Subject: Operating System

Topic: MEMORY MANAGEMENT

Difficulty: Hard

Allocating a single contiguous section of memory to each process is the most primitive method of memory management, usually called partitioning. It has been used in some now-obsolete operating systems. Each single section is called a partition.

Fixed partitioning

The simplest partitioning method is dividing memory into several fixed-sized partitions in advance, called fixed partitioning. Each partition may contain exactly one process.

As Figure __ (a) shows, a 64M memory is divided into 8 equal-size partitions with 8 megabytes each.

Any process whose size is less than or equal to the partition size can be loaded into any partition available. And when no partition is available and a new process is to be loaded, a process already residing in main memory may be selected to be swapped out to free a partition.

So the placement algorithm for this method is very simple. However two disadvantages are present with it:

A program that is too big to be held in a partition needs some special design, called overlay, which brings heavy burden on programmers.

With overlay, a process consists of several portions with each being mapped to the same location of the partition, and at any time, only one portion may reside in the partition.

When another portion is referenced, the current portion will be switched out.

A program may be much smaller than a partition, thus space left in the partition will be wasted, which is referred to as internal fragmentation.

As an improvement shown in Figure __ (b), unequal-size partitions may be configured in main memory so that small programs will occupy small partitions and big programs are also likely to be able to fit into big partitions.

Although this may solve the above problems with fixed equal-size partitioning to some degree, the fundamental weakness still exists

• The number of partitions are the maximum of the number of processes that could reside in main memory at the same time.

• When most processes are small, the system should be able to accommodate more of them but fails to do so due to the limitation.

• More flexibility is needed.

Dynamic partitioning

To overcome difficulties with fixed partitioning, partitioning may be done dynamically, called dynamic partitioning.With it, the main memory portion for user applications is initially a single contiguous block.

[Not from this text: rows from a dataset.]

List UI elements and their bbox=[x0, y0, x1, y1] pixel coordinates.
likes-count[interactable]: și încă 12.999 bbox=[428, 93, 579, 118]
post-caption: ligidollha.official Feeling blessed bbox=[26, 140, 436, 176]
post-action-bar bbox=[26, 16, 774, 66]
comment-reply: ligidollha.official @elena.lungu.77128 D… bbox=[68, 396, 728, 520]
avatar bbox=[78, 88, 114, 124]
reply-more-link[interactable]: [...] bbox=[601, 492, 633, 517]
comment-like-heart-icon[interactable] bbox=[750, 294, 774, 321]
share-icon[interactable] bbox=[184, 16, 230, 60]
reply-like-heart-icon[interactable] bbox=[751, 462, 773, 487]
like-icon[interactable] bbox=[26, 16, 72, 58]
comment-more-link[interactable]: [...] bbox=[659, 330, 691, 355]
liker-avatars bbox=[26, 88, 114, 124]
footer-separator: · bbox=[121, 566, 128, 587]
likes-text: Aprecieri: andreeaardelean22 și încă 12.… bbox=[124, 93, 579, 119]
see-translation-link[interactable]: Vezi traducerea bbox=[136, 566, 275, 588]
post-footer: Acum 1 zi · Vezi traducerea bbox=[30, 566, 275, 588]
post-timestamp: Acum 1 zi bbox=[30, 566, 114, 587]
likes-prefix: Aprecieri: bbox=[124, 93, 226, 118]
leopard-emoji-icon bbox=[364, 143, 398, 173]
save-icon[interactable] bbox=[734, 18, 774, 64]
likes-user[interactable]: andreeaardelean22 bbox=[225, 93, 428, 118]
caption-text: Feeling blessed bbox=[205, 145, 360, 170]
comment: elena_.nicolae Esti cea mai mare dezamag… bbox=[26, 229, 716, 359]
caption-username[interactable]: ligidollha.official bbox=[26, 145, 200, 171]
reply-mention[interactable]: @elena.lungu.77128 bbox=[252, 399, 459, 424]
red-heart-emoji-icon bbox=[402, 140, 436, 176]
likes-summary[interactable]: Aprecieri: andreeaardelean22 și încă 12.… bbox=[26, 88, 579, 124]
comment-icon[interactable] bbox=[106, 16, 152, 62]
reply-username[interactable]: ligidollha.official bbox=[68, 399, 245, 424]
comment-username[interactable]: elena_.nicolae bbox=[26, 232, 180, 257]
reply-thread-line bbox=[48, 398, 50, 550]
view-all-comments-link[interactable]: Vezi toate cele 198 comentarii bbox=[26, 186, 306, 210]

When a new process is created, the exact amount of memory space is allocated to the process. Similarly when no enough space is available, a process may be swapped out temporarily to release space for a new process . The way how the dynamic partitioning works is illustrated in Figure ___.

As time goes on, there will appear many small holes in the main memory, which is referred to as external fragmentation.

Thus although much space is still available, it cannot be allocated to new processes. A method for overcoming external fragmentation is compaction.

From time to time, the operating system moves the processes so that they occupy contiguous sections and all of the small holes are brought together to make a big block of space.

The disadvantage of compaction is: The procedure is time-consuming and requires relocation capability.

Address translation

Figure __ shows the address translation procedure with dynamic partitioning, where the processor provides hardware support for address translation, protection, and relocation.

The base register holds the entry point of the program, and may be added to a relative address to generate an absolute address. The bounds register indicates the ending location of the program, which is used to compare with each physical address generated.

If the later is within bounds, then the execution may proceed; otherwise, an interrupt is generated, indicating illegal access to memory. The relocation can be easily supported with this mechanism with the new starting address and ending address assigned respectively to the base register and the bounds register.

Placement algorithm

Different strategies may be taken as to how space is allocated to processes:

First fit:

Allocate the first hole that is big enough. Searching may start either at the beginning of the set of holes or where the previous first-fit search ended.

Best fit:

Allocate the smallest hole that is big enough. The entire list of holes must be searched unless it is sorted by size. This strategy produces the smallest leftover hole.

Worst fit:

Allocate the largest hole. In contrast, this strategy aims to produce the largest leftover hole, which may be big enough to hold another process. Experiments have shown that both first fit and best fit are better than worst fit in terms of decreasing time and storage utilization.